War am Karfreitag in Cuxhaven. Die Angler hatten leider nur zwischen 0 und drei Heringen in ihren Eimern, als ich kam. Habe dann ca. 1 Stunde geangelt, in der ich nichts, und die übrigen ca. 30 Angler insgesamt keine 5 Heringe gefangen. Habe die Sache dann aufgegeben, und mir noch ein schönes Stündchen am Strand gegönnt (herrliches Wetter!) Vielleicht war die Angelstelle auch nicht die Beste, aber weil auch Angler mit Cux-Kennzeichen dort waren, dachte ich mir, dass die sicherlich nicht an den schlechtesten Ecken angeln. Somit habe ich auch nicht weiter nach anderen Angelstellen gesucht. Wo die Stelle sich genau in den unübersichtlichen Hafenanlagen befand, kann ich nicht sagen. Ein Gebäude mit dem Schriftzug "Hassmann + ..." o.ä. lag direkt anbei. Zwei Schiffe von der Küstenwache (Hamburg und Bargstedt glaube ich) lagen im Hafenbecken.

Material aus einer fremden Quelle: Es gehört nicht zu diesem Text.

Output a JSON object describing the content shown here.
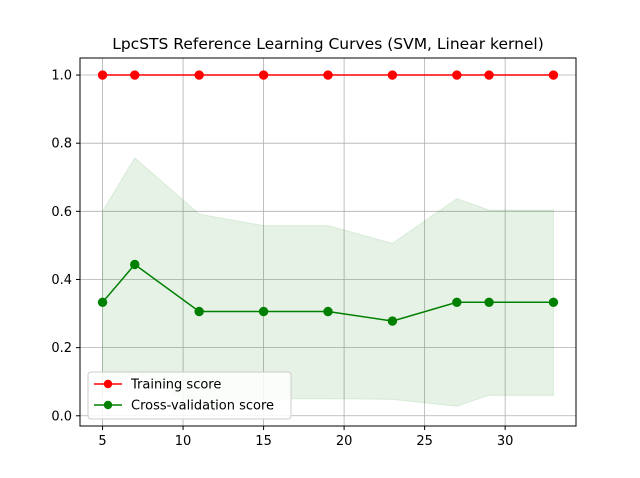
{
  "chart_data": {
    "type": "line",
    "title": "LpcSTS Reference Learning Curves (SVM, Linear kernel)",
    "xlabel": "",
    "ylabel": "",
    "xlim": [
      3.6,
      34.4
    ],
    "ylim": [
      -0.03,
      1.05
    ],
    "xticks": [
      5,
      10,
      15,
      20,
      25,
      30
    ],
    "yticks": [
      0.0,
      0.2,
      0.4,
      0.6,
      0.8,
      1.0
    ],
    "grid": true,
    "legend_position": "lower-left",
    "x": [
      5,
      7,
      11,
      15,
      19,
      23,
      27,
      29,
      33
    ],
    "series": [
      {
        "name": "Training score",
        "color": "#ff0000",
        "values": [
          1.0,
          1.0,
          1.0,
          1.0,
          1.0,
          1.0,
          1.0,
          1.0,
          1.0
        ],
        "band_lower": [
          1.0,
          1.0,
          1.0,
          1.0,
          1.0,
          1.0,
          1.0,
          1.0,
          1.0
        ],
        "band_upper": [
          1.0,
          1.0,
          1.0,
          1.0,
          1.0,
          1.0,
          1.0,
          1.0,
          1.0
        ]
      },
      {
        "name": "Cross-validation score",
        "color": "#008000",
        "values": [
          0.333,
          0.444,
          0.306,
          0.306,
          0.306,
          0.278,
          0.333,
          0.333,
          0.333
        ],
        "band_lower": [
          0.06,
          0.13,
          0.02,
          0.05,
          0.05,
          0.048,
          0.028,
          0.06,
          0.06
        ],
        "band_upper": [
          0.6,
          0.757,
          0.592,
          0.558,
          0.558,
          0.506,
          0.637,
          0.604,
          0.604
        ]
      }
    ]
  }
}
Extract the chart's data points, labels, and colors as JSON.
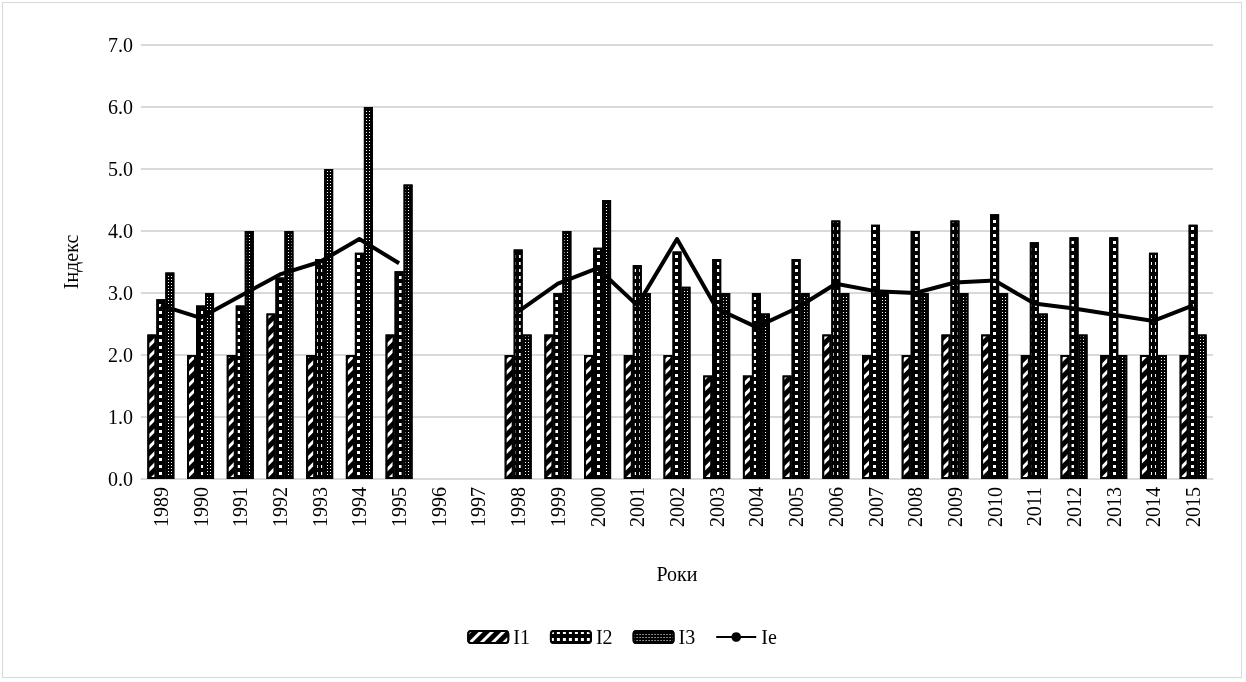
{
  "chart_data": {
    "type": "bar",
    "xlabel": "Роки",
    "ylabel": "Індекс",
    "categories": [
      "1989",
      "1990",
      "1991",
      "1992",
      "1993",
      "1994",
      "1995",
      "1996",
      "1997",
      "1998",
      "1999",
      "2000",
      "2001",
      "2002",
      "2003",
      "2004",
      "2005",
      "2006",
      "2007",
      "2008",
      "2009",
      "2010",
      "2011",
      "2012",
      "2013",
      "2014",
      "2015"
    ],
    "series": [
      {
        "name": "I1",
        "color": "#000000",
        "values": [
          2.33,
          2.0,
          2.0,
          2.67,
          2.0,
          2.0,
          2.33,
          null,
          null,
          2.0,
          2.33,
          2.0,
          2.0,
          2.0,
          1.67,
          1.67,
          1.67,
          2.33,
          2.0,
          2.0,
          2.33,
          2.33,
          2.0,
          2.0,
          2.0,
          2.0,
          2.0
        ]
      },
      {
        "name": "I2",
        "color": "#000000",
        "values": [
          2.9,
          2.8,
          2.8,
          3.25,
          3.55,
          3.65,
          3.35,
          null,
          null,
          3.7,
          3.0,
          3.73,
          3.45,
          3.67,
          3.55,
          3.0,
          3.55,
          4.17,
          4.1,
          4.0,
          4.17,
          4.27,
          3.82,
          3.9,
          3.9,
          3.65,
          4.1
        ]
      },
      {
        "name": "I3",
        "color": "#000000",
        "values": [
          3.33,
          3.0,
          4.0,
          4.0,
          5.0,
          6.0,
          4.75,
          null,
          null,
          2.33,
          4.0,
          4.5,
          3.0,
          3.1,
          3.0,
          2.67,
          3.0,
          3.0,
          3.0,
          3.0,
          3.0,
          3.0,
          2.67,
          2.33,
          2.0,
          2.0,
          2.33
        ]
      },
      {
        "name": "Ie",
        "type": "line",
        "color": "#000000",
        "values": [
          2.8,
          2.6,
          2.95,
          3.3,
          3.5,
          3.87,
          3.48,
          null,
          null,
          2.7,
          3.15,
          3.4,
          2.8,
          3.87,
          2.75,
          2.45,
          2.75,
          3.15,
          3.03,
          3.0,
          3.17,
          3.2,
          2.83,
          2.75,
          2.65,
          2.55,
          2.8
        ]
      }
    ],
    "ylim": [
      0,
      7
    ],
    "yticks": [
      {
        "value": 0,
        "label": "0.0"
      },
      {
        "value": 1,
        "label": "1.0"
      },
      {
        "value": 2,
        "label": "2.0"
      },
      {
        "value": 3,
        "label": "3.0"
      },
      {
        "value": 4,
        "label": "4.0"
      },
      {
        "value": 5,
        "label": "5.0"
      },
      {
        "value": 6,
        "label": "6.0"
      },
      {
        "value": 7,
        "label": "7.0"
      }
    ],
    "grid": "y",
    "legend": "bottom",
    "marker": "none"
  }
}
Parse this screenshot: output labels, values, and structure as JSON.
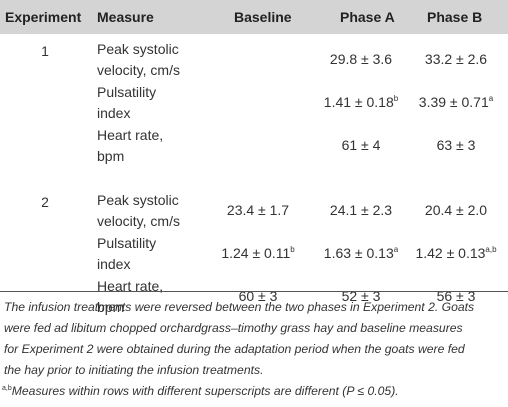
{
  "columns": [
    "Experiment",
    "Measure",
    "Baseline",
    "Phase A",
    "Phase B"
  ],
  "rows": [
    {
      "experiment": "1",
      "measure_line1": "Peak systolic",
      "measure_line2": "velocity, cm/s",
      "baseline": "",
      "baseline_sup": "",
      "phase_a": "29.8 ± 3.6",
      "phase_a_sup": "",
      "phase_b": "33.2 ± 2.6",
      "phase_b_sup": ""
    },
    {
      "experiment": "",
      "measure_line1": "Pulsatility",
      "measure_line2": "index",
      "baseline": "",
      "baseline_sup": "",
      "phase_a": "1.41 ± 0.18",
      "phase_a_sup": "b",
      "phase_b": "3.39 ± 0.71",
      "phase_b_sup": "a"
    },
    {
      "experiment": "",
      "measure_line1": "Heart rate,",
      "measure_line2": "bpm",
      "baseline": "",
      "baseline_sup": "",
      "phase_a": "61 ± 4",
      "phase_a_sup": "",
      "phase_b": "63 ± 3",
      "phase_b_sup": ""
    },
    {
      "experiment": "2",
      "measure_line1": "Peak systolic",
      "measure_line2": "velocity, cm/s",
      "baseline": "23.4 ± 1.7",
      "baseline_sup": "",
      "phase_a": "24.1 ± 2.3",
      "phase_a_sup": "",
      "phase_b": "20.4 ± 2.0",
      "phase_b_sup": ""
    },
    {
      "experiment": "",
      "measure_line1": "Pulsatility",
      "measure_line2": "index",
      "baseline": "1.24 ± 0.11",
      "baseline_sup": "b",
      "phase_a": "1.63 ± 0.13",
      "phase_a_sup": "a",
      "phase_b": "1.42 ± 0.13",
      "phase_b_sup": "a,b"
    },
    {
      "experiment": "",
      "measure_line1": "Heart rate,",
      "measure_line2": "bpm",
      "baseline": "60 ± 3",
      "baseline_sup": "",
      "phase_a": "52 ± 3",
      "phase_a_sup": "",
      "phase_b": "56 ± 3",
      "phase_b_sup": ""
    }
  ],
  "footnote_lines": [
    "The infusion treatments were reversed between the two phases in Experiment 2. Goats",
    "were fed ad libitum chopped orchardgrass–timothy grass hay and baseline measures",
    "for Experiment 2 were obtained during the adaptation period when the goats were fed",
    "the hay prior to initiating the infusion treatments."
  ],
  "footnote2_sup": "a,b",
  "footnote2_text": "Measures within rows with different superscripts are different (P ≤ 0.05)."
}
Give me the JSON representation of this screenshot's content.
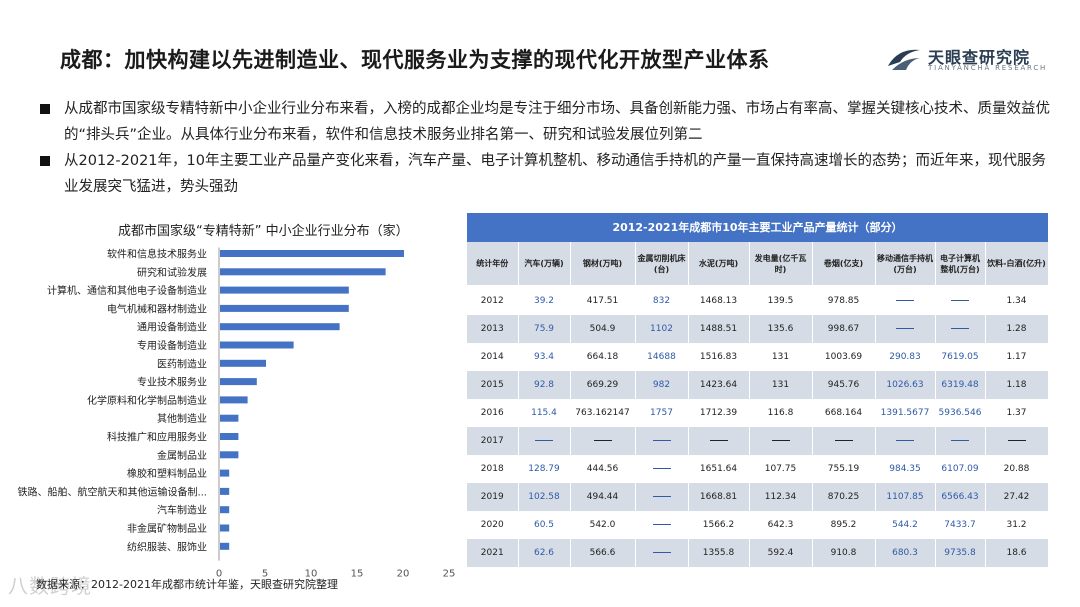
{
  "title": "成都：加快构建以先进制造业、现代服务业为支撑的现代化开放型产业体系",
  "logo": {
    "name": "天眼查研究院",
    "sub": "TIANYANCHA RESEARCH"
  },
  "bullets": [
    "从成都市国家级专精特新中小企业行业分布来看，入榜的成都企业均是专注于细分市场、具备创新能力强、市场占有率高、掌握关键核心技术、质量效益优的“排头兵”企业。从具体行业分布来看，软件和信息技术服务业排名第一、研究和试验发展位列第二",
    "从2012-2021年，10年主要工业产品量产变化来看，汽车产量、电子计算机整机、移动通信手持机的产量一直保持高速增长的态势；而近年来，现代服务业发展突飞猛进，势头强劲"
  ],
  "chart_data": {
    "type": "bar",
    "orientation": "horizontal",
    "title": "成都市国家级“专精特新” 中小企业行业分布（家）",
    "categories": [
      "软件和信息技术服务业",
      "研究和试验发展",
      "计算机、通信和其他电子设备制造业",
      "电气机械和器材制造业",
      "通用设备制造业",
      "专用设备制造业",
      "医药制造业",
      "专业技术服务业",
      "化学原料和化学制品制造业",
      "其他制造业",
      "科技推广和应用服务业",
      "金属制品业",
      "橡胶和塑料制品业",
      "铁路、船舶、航空航天和其他运输设备制...",
      "汽车制造业",
      "非金属矿物制品业",
      "纺织服装、服饰业"
    ],
    "values": [
      20,
      18,
      14,
      14,
      13,
      8,
      5,
      4,
      3,
      2,
      2,
      2,
      1,
      1,
      1,
      1,
      1
    ],
    "xlim": [
      0,
      25
    ],
    "xticks": [
      0,
      5,
      10,
      15,
      20,
      25
    ],
    "bar_color": "#4472c4"
  },
  "table": {
    "title": "2012-2021年成都市10年主要工业产品产量统计（部分）",
    "headers": [
      "统计年份",
      "汽车(万辆)",
      "钢材(万吨)",
      "金属切削机床(台)",
      "水泥(万吨)",
      "发电量(亿千瓦时)",
      "卷烟(亿支)",
      "移动通信手持机(万台)",
      "电子计算机整机(万台)",
      "饮料-白酒(亿升)"
    ],
    "rows": [
      [
        "2012",
        "39.2",
        "417.51",
        "832",
        "1468.13",
        "139.5",
        "978.85",
        "——",
        "——",
        "1.34"
      ],
      [
        "2013",
        "75.9",
        "504.9",
        "1102",
        "1488.51",
        "135.6",
        "998.67",
        "——",
        "——",
        "1.28"
      ],
      [
        "2014",
        "93.4",
        "664.18",
        "14688",
        "1516.83",
        "131",
        "1003.69",
        "290.83",
        "7619.05",
        "1.17"
      ],
      [
        "2015",
        "92.8",
        "669.29",
        "982",
        "1423.64",
        "131",
        "945.76",
        "1026.63",
        "6319.48",
        "1.18"
      ],
      [
        "2016",
        "115.4",
        "763.162147",
        "1757",
        "1712.39",
        "116.8",
        "668.164",
        "1391.5677",
        "5936.546",
        "1.37"
      ],
      [
        "2017",
        "——",
        "——",
        "——",
        "——",
        "——",
        "——",
        "——",
        "——",
        "——"
      ],
      [
        "2018",
        "128.79",
        "444.56",
        "——",
        "1651.64",
        "107.75",
        "755.19",
        "984.35",
        "6107.09",
        "20.88"
      ],
      [
        "2019",
        "102.58",
        "494.44",
        "——",
        "1668.81",
        "112.34",
        "870.25",
        "1107.85",
        "6566.43",
        "27.42"
      ],
      [
        "2020",
        "60.5",
        "542.0",
        "——",
        "1566.2",
        "642.3",
        "895.2",
        "544.2",
        "7433.7",
        "31.2"
      ],
      [
        "2021",
        "62.6",
        "566.6",
        "——",
        "1355.8",
        "592.4",
        "910.8",
        "680.3",
        "9735.8",
        "18.6"
      ]
    ],
    "blue_columns": [
      1,
      3,
      7,
      8
    ]
  },
  "source": "数据来源：2012-2021年成都市统计年鉴，天眼查研究院整理",
  "watermark": "八数跨境"
}
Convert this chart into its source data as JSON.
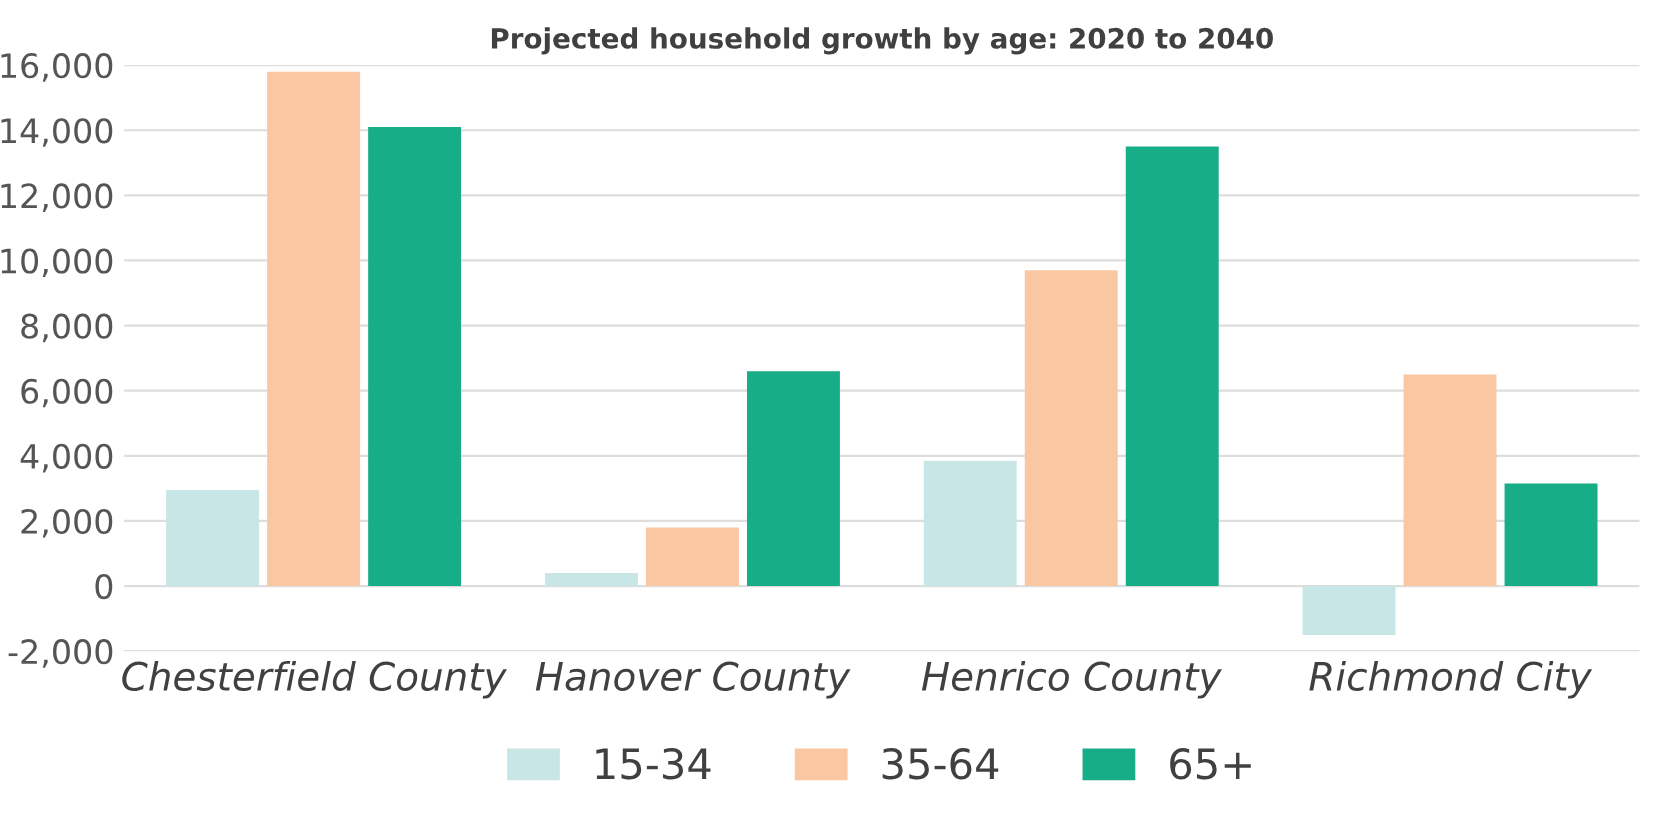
{
  "chart_data": {
    "type": "bar",
    "title": "Projected household growth by age: 2020 to 2040",
    "categories": [
      "Chesterfield County",
      "Hanover County",
      "Henrico County",
      "Richmond City"
    ],
    "series": [
      {
        "name": "15-34",
        "color": "#c9e6e6",
        "values": [
          2950,
          400,
          3850,
          -1500
        ]
      },
      {
        "name": "35-64",
        "color": "#f9c7a1",
        "values": [
          15800,
          1800,
          9700,
          6500
        ]
      },
      {
        "name": "65+",
        "color": "#17ad87",
        "values": [
          14100,
          6600,
          13500,
          3150
        ]
      }
    ],
    "ylim": [
      -2000,
      16000
    ],
    "yticks": [
      {
        "value": -2000,
        "label": "-2,000"
      },
      {
        "value": 0,
        "label": "0"
      },
      {
        "value": 2000,
        "label": "2,000"
      },
      {
        "value": 4000,
        "label": "4,000"
      },
      {
        "value": 6000,
        "label": "6,000"
      },
      {
        "value": 8000,
        "label": "8,000"
      },
      {
        "value": 10000,
        "label": "10,000"
      },
      {
        "value": 12000,
        "label": "12,000"
      },
      {
        "value": 14000,
        "label": "14,000"
      },
      {
        "value": 16000,
        "label": "16,000"
      }
    ],
    "grid": "y",
    "legend": "bottom"
  }
}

Das gute Wetter hat den Mißerfolg aber entschädigt, und vielleicht versuche ich es noch ein zweites Mal.

Gruß und Petri Heil!
Björn


----------



## Guen (3. April 2002)

Naja ,gutes Wetter hattest Du ja ,ist doch auch entspannend  !Hättest ja unseren Seehund noch besuchen können  !

Gruss Guen


----------